Aan de ene kant is het handig als een bestuiver volledig is aangepast aan uitsluitend
de bloemen van die ene plant. Zo voorkomt een lelie dat zijn stuifmeel blijft
zitten op een orchidee met begerig uitziende bloemen.
Aan de andere kant is het handig om veel verschillende bestuivers te hebben,
want dan kan de plant op meer verschillende plekken groeien. Stang: ‘Als
je als plant afhankelijk bent van één specifieke bestuiver, en
die is er niet, heb je een probleem.’
Stangs onderzoek naar de relatie tussen de bloemetjes en de bijtjes (en de kevertjes,
vliegjes, hommels en vlinders) draait voor een groot gedeelte om die balans.
In haar publicaties, spreekt ze van generalisten en specialisten.
Een generalist is een plantensoort die is aangepast aan veel verschillende
bestuivers, of een bestuiversoort die is aangepast aan veel verschillende bloemen.
Een specialist is een plantensoort die maar weinig of slechts één bestuiver heeft,
of een insectensoort die maar één of een paar planten kan bestuiven.
Wat blijkt, is dat specialistische planten worden bestoven door generalistische
bestuivers, en generalistische planten door specialistische bestuivers.

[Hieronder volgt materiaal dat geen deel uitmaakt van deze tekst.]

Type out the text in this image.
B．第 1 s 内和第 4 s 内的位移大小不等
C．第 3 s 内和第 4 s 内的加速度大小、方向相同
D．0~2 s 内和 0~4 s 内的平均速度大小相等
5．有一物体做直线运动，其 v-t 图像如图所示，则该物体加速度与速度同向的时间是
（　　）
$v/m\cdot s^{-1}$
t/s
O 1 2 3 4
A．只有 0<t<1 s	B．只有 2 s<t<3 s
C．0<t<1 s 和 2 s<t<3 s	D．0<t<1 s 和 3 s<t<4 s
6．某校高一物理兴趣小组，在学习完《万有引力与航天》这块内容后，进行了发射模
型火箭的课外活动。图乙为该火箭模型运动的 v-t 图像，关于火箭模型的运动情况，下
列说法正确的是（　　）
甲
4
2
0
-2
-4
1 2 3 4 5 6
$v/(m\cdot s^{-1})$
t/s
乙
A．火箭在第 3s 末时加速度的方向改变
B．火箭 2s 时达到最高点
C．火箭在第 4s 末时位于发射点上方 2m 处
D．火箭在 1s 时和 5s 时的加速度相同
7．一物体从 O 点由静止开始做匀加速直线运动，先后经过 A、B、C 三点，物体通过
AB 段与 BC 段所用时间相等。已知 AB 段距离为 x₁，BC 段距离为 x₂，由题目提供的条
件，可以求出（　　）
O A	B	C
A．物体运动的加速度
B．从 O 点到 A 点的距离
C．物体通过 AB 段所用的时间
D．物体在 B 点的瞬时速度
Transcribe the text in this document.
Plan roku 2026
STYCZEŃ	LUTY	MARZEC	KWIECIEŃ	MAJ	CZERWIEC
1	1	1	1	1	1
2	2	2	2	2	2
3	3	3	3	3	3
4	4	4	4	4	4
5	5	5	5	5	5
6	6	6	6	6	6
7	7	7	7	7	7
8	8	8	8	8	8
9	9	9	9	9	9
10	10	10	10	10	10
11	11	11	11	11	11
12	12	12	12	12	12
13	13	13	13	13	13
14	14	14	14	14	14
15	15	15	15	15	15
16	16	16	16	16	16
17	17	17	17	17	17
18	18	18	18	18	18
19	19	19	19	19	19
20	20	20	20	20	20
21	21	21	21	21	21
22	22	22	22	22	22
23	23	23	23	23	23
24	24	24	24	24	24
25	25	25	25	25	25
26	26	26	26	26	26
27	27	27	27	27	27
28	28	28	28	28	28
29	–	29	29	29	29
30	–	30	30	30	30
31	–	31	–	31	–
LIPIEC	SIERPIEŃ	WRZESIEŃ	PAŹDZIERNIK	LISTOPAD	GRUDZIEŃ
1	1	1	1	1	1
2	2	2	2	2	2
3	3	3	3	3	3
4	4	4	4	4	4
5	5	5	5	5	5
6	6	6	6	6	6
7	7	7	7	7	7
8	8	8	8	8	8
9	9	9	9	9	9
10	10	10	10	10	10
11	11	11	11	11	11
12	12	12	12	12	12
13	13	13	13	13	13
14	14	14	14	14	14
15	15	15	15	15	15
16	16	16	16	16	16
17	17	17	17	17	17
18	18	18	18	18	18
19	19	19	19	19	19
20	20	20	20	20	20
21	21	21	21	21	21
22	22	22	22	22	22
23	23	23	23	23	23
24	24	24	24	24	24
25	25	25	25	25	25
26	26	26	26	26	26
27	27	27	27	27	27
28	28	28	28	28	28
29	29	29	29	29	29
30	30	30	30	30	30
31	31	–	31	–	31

Stang
geeft snel een voorbeeld: ‘Hommels hebben een lange tong. Die kan dus
overal komen, ook bij bloemen waar de nectar diep in de bloem zit. De hommel
kan bij verschillende bloemen eten halen en is dus een generalist. Omgekeerd
is de plant met zijn diepe bloemen afhankelijk van insecten met een lange tong,
en een specialist.’
Hoe diep de nectar zit bij de bloemen, en hoe makkelijk een insect daarbij
kan komen, zijn dus belangrijke zaken. ‘Als je de soortendiversiteit in een
natuurgebied wil behouden of een nieuw natuurgebied wilt inrichten, moet je ervoor
zorgen dat er genoeg specialisten en generalisten zijn’, aldus Stang.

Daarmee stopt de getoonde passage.